Segreti in tavola
C’è un posto a Roma dove, per cinque giorni, la cucina esce dai ristoranti e diventa esperienza da vivere. Dal 6 al 10 maggio torna Taste of Roma e festeggia i suoi primi dieci anni in una nuova casa: il Gazometro. Un luogo simbolo della città che si trasforma in un grande villaggio del gusto, dove oltre 20 chef – tra nomi affermati e giovani talenti – raccontano, piatto dopo piatto, come sta cambiando la cucina romana.
Roberto Bonifazi Tribuna Campitelli è un ristorante-ristorante che hanno concepito per far trascorrere al cliente un paio d’ore di relax e con cibo buono.
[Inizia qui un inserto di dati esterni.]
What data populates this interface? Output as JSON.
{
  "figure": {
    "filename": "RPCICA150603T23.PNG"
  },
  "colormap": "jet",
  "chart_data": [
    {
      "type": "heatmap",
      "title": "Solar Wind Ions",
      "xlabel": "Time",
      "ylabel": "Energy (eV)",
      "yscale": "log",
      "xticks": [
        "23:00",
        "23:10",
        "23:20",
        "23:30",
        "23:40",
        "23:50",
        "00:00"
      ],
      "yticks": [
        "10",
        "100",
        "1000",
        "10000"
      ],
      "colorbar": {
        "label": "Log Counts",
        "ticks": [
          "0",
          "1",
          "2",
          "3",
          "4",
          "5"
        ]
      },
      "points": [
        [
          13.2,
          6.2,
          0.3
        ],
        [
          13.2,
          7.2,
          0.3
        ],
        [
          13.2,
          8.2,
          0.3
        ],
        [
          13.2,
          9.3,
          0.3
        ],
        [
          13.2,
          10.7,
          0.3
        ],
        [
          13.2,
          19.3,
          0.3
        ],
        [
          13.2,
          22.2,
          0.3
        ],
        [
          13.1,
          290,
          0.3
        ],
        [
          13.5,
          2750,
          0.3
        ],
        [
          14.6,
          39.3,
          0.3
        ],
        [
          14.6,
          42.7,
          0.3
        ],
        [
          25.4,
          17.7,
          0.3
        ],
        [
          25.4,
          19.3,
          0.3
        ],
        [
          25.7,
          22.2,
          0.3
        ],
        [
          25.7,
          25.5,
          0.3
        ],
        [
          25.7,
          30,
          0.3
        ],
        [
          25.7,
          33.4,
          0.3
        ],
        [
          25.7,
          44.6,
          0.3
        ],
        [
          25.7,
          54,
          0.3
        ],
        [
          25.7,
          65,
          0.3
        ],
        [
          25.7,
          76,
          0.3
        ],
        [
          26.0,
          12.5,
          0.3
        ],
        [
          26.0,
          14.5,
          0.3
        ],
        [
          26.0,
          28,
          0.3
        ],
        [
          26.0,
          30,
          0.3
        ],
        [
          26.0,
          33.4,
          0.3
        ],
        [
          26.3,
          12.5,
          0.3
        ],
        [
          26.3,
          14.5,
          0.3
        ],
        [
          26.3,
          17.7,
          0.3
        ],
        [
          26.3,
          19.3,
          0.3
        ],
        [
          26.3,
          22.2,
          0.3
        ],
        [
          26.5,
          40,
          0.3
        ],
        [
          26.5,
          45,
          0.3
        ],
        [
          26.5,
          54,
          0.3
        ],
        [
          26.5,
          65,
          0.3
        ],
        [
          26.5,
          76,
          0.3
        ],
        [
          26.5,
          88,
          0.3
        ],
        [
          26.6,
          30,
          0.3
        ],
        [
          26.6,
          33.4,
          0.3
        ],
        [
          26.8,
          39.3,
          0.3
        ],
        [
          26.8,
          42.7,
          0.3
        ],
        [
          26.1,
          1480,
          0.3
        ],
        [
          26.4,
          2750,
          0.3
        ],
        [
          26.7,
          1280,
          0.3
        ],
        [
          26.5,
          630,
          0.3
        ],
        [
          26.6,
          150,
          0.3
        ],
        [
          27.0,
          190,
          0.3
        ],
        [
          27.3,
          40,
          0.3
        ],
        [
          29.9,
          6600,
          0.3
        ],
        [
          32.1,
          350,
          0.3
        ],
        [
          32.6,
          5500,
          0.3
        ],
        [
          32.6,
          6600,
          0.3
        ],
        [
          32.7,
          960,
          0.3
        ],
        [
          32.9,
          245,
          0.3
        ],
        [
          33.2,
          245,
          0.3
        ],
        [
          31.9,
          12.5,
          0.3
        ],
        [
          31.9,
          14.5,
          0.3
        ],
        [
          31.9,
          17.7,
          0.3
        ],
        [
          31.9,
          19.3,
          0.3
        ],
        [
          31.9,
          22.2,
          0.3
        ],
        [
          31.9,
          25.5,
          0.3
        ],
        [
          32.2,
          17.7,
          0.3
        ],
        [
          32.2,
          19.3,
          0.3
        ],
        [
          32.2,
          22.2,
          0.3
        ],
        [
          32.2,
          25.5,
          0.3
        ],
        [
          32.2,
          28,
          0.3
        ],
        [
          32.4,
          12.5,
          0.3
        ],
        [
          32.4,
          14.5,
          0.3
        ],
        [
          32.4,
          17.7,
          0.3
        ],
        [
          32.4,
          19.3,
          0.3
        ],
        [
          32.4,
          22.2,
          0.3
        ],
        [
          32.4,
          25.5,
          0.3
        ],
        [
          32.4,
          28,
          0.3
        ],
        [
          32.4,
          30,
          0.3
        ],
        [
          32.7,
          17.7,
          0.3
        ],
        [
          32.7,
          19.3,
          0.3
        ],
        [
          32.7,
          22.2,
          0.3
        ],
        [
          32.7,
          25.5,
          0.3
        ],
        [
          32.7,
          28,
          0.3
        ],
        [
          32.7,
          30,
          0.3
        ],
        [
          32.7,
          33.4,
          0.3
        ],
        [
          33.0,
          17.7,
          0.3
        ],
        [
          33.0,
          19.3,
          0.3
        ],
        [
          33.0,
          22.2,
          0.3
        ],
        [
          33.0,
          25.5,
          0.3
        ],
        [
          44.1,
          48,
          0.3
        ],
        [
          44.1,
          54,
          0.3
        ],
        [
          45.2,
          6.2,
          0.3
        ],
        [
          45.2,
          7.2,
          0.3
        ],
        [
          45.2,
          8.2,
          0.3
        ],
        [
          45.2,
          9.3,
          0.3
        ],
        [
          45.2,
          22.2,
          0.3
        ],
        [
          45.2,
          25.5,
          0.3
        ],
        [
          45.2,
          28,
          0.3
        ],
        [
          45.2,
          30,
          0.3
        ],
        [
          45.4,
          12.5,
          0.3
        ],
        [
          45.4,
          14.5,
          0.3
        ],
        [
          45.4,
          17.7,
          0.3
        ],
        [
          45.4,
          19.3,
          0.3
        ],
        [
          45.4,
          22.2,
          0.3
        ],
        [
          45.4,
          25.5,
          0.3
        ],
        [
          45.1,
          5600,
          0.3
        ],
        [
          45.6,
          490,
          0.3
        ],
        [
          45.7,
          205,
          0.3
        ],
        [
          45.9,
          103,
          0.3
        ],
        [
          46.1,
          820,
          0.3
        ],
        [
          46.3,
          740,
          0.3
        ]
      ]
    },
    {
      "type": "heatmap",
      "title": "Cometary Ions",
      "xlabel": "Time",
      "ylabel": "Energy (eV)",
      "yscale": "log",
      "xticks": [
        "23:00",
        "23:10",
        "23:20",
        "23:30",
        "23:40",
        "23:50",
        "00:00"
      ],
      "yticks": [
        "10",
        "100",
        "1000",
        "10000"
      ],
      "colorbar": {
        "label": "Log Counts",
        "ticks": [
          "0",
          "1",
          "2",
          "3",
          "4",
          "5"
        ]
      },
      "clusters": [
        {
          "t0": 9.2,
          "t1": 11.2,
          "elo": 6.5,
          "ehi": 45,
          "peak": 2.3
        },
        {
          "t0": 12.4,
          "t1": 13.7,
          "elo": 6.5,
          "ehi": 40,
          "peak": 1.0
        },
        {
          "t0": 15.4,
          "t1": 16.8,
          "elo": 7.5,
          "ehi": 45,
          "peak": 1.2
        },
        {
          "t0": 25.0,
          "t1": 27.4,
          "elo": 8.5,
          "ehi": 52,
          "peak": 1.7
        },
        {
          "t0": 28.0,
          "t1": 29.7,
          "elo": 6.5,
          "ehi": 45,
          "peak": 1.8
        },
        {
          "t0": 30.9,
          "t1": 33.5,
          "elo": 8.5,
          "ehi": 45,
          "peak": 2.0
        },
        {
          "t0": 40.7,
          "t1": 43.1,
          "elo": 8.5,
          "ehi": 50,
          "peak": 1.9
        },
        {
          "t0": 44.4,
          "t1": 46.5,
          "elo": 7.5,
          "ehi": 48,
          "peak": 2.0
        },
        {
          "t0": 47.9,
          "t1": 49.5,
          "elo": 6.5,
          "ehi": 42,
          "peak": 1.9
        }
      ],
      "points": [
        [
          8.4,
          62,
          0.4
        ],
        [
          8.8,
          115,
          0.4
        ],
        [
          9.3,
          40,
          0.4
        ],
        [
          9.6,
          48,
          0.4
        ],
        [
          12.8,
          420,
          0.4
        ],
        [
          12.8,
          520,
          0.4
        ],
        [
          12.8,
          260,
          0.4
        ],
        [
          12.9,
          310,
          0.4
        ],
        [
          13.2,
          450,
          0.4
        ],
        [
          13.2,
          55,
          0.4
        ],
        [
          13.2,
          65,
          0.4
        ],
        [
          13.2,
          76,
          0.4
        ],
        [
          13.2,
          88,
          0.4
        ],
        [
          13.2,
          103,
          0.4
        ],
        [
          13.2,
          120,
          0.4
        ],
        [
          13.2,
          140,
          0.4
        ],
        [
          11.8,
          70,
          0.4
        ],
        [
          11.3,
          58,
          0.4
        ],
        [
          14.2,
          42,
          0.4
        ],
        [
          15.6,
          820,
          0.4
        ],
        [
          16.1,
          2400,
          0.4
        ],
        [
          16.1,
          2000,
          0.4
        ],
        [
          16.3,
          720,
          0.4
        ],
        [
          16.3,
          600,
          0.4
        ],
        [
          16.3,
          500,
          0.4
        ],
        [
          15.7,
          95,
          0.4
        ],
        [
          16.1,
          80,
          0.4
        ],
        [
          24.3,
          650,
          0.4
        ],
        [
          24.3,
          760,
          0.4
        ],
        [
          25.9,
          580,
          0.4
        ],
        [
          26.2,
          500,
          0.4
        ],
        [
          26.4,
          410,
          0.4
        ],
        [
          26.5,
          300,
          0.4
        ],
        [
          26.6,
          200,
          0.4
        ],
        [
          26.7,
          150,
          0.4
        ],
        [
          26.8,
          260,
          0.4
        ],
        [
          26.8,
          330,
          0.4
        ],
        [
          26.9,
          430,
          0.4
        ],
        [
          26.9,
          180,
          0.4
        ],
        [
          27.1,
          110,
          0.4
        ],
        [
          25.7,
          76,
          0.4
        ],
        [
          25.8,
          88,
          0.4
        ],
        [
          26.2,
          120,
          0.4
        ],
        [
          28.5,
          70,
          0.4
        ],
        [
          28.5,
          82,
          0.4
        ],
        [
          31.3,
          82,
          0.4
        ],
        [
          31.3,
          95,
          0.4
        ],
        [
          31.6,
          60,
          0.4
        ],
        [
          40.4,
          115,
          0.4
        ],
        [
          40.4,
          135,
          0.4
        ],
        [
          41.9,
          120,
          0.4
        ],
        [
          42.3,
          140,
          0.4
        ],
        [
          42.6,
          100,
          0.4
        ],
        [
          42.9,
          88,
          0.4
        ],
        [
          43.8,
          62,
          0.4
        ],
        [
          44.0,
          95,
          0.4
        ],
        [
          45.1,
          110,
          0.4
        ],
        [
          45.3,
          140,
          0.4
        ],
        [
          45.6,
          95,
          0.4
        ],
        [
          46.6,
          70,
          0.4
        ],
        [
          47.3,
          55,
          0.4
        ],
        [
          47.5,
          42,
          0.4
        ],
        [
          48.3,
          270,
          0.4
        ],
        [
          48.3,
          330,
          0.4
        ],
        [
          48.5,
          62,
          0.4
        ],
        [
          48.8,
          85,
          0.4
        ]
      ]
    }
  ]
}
In questa puntata registrata lo chef Roberto Bonifazi, che insieme allo chef Francesco Brandini e a Daniele Gizzi in sala animano il Ristorante Tribuna Campitelli, ci racconta il senso di questa edizione: non solo una celebrazione, ma un vero passaggio di fase. Dieci anni rappresentano un traguardo importante, ma anche l’occasione per rinnovare il format, renderlo più contemporaneo, più aperto, più vicino al pubblico.
Il primo dato che colpisce è quello dei protagonisti: oltre 20 ristoranti e una squadra ampia di chef, tra grandi nomi e giovani talenti, chiamati a raccontare una cucina romana in piena evoluzione. Un racconto corale, che mescola esperienza e nuove visioni, tradizione e ricerca, identità e contaminazioni.
E proprio qui si inserisce il tema della manifestazione: la cucina come linguaggio in movimento, capace di fotografare il presente e anticipare il futuro. Taste of Roma diventa così una piattaforma narrativa, oltre che gastronomica, dove il cibo si intreccia con sostenibilità, socialità e nuove forme di fruizione.
“Per noi chef è un’occasione importante – racconta Bonifazi – perché ci permette di uscire dal ristorante e incontrare direttamente le persone. È un confronto immediato, autentico, che cambia anche il modo di pensare i piatti”.
Ma la vera novità di questa edizione è la scelta della location: il Gazometro, simbolo della Roma industriale e oggi spazio rigenerato, diventa il palcoscenico di questo racconto.
Un luogo carico di memoria che si apre al futuro, perfetto per ospitare una manifestazione che fa dell’evoluzione il suo tratto distintivo.
Tra masterclass, degustazioni, incontri e momenti di approfondimento, Taste of Roma costruisce un’esperienza immersiva che va oltre il semplice assaggio. È un evento che mette insieme cucina, cultura e intrattenimento, parlando a un pubblico sempre più ampio e trasversale.
E forse è proprio questa la chiave dei suoi primi dieci anni: aver reso l’alta cucina accessibile senza banalizzarla, trasformandola in un’esperienza condivisa.
Al Gazometro, per cinque giorni, la cucina non sarà solo da gustare. Sarà da vivere.